More Stores of Interest
- Mitro's Specialty Store - Smallman between 21st and 20th - This store makes keys and
sells -- among other things -- candy, martial arts uniforms, swords,
knives, hip flasks, and assorted ninja gear.
- Mon Aimee Chocolat - 21st & Penn - A candy store for grown-ups,
of sorts: you can buy all sorts of imported and fancy chocolate here,
including some Nestle and Cadbury treats like Coffee Crisp and
Aero Bars that I hadn't seen outside of Canada or the United Kingdom.
They also sell hot chocolate and gelato, for those cold or hot Pittsburgh
- Art of Steel - Penn between 21st and 22nd - A store featuring all sorts of steel objets d'art including wine racks, sculptures, and a remarkable selection of weaponry.
- Klavon's Ice Cream - 28th & Penn - Far away from the hustle and
bustle of the Strip markets lies this treasure of an ice cream shop,
originally incorporated as a pharmacy in 1925. Today, you can go there
to get an old-fashioned egg cream, sundae, waffle cone, or any other
confection you can imagine.
- Eide's Entertainment - 12th & Penn - Virtually downtown, this
three-story entertainment warehouse sells music, movies, lots of
comic books, and assorted collectibles.
Putting the "strip" back in the Strip
A long-running controversy among local residents and business owners is
the slow rise and fall of adult businesses in the Strip. Some bars, like the
aforementioned Voodoo Lounge and 31st Street Pub, have tried to increase
business by adding adult acts. They have met with fierce opposition from
neighborhood groups like Neighbors in the Strip
In the last few years, a strip club called Bare Elegance took over a 12,000
square foot warehouse at 31st and Liberty, and was hit with fines of $1,000
per day due to violations of city ordinances governing adult clubs.

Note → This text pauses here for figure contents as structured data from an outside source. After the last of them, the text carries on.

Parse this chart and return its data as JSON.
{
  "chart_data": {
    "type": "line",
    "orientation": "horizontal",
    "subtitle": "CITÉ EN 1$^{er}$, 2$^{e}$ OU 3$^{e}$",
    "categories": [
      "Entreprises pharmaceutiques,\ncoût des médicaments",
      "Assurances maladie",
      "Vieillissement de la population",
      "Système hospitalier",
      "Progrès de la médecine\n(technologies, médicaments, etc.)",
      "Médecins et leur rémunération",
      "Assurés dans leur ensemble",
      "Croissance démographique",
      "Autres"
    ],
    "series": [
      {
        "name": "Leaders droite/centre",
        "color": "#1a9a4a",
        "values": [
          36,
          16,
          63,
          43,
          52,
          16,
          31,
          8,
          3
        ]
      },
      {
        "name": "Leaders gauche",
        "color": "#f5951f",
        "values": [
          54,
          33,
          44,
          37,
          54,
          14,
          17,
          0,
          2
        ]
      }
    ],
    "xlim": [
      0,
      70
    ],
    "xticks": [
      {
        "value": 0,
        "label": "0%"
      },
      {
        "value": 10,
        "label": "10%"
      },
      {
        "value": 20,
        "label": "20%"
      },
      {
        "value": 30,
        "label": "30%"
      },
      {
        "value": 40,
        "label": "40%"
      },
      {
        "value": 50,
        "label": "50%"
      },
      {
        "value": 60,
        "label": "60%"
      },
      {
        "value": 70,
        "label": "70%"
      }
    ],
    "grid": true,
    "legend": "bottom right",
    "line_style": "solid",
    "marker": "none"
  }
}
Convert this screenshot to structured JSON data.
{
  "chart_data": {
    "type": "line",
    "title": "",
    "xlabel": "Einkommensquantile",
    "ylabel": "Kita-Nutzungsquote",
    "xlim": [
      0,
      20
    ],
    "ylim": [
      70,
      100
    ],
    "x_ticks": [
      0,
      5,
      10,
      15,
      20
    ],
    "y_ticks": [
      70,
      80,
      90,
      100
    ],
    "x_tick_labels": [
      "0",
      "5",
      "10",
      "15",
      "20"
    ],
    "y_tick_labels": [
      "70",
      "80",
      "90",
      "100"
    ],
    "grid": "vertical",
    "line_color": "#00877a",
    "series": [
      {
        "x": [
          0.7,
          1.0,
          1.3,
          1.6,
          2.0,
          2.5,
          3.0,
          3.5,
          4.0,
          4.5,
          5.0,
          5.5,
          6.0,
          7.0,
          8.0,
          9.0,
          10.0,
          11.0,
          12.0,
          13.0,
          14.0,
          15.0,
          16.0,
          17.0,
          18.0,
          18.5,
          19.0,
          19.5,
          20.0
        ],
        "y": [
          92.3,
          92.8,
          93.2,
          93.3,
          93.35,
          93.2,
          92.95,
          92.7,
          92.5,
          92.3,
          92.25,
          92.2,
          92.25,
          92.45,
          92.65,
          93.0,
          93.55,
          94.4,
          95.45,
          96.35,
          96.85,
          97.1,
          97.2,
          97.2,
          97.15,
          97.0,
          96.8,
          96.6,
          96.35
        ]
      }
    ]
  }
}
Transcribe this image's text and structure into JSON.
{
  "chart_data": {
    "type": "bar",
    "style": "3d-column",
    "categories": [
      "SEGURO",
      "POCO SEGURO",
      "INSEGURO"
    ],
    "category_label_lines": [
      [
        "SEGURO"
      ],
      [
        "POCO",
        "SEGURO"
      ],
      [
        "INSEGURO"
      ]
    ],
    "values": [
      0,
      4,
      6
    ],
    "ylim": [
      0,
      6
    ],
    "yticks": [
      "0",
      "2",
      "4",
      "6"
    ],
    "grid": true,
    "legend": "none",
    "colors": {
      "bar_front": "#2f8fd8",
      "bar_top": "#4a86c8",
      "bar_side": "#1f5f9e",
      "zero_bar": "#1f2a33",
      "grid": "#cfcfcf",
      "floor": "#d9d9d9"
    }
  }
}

Happily paying the fines, they stayed in business until early 2003, when they
were suddenly seized by the Feds for dealing cocaine and ecstacy.
Another club beneath Bare Elegance and not featuring adult acts remained
open during court proceedings. In late summer 2003, Bare Elegance sported a new sign "Still bare, still elegant, still open," once again triumphing over legal threats.
The Strip District continues to grow into the 21st Century. As a proud non-native Pittsburgher, I am excited to live and work in this fascinating, diverse neighborhood.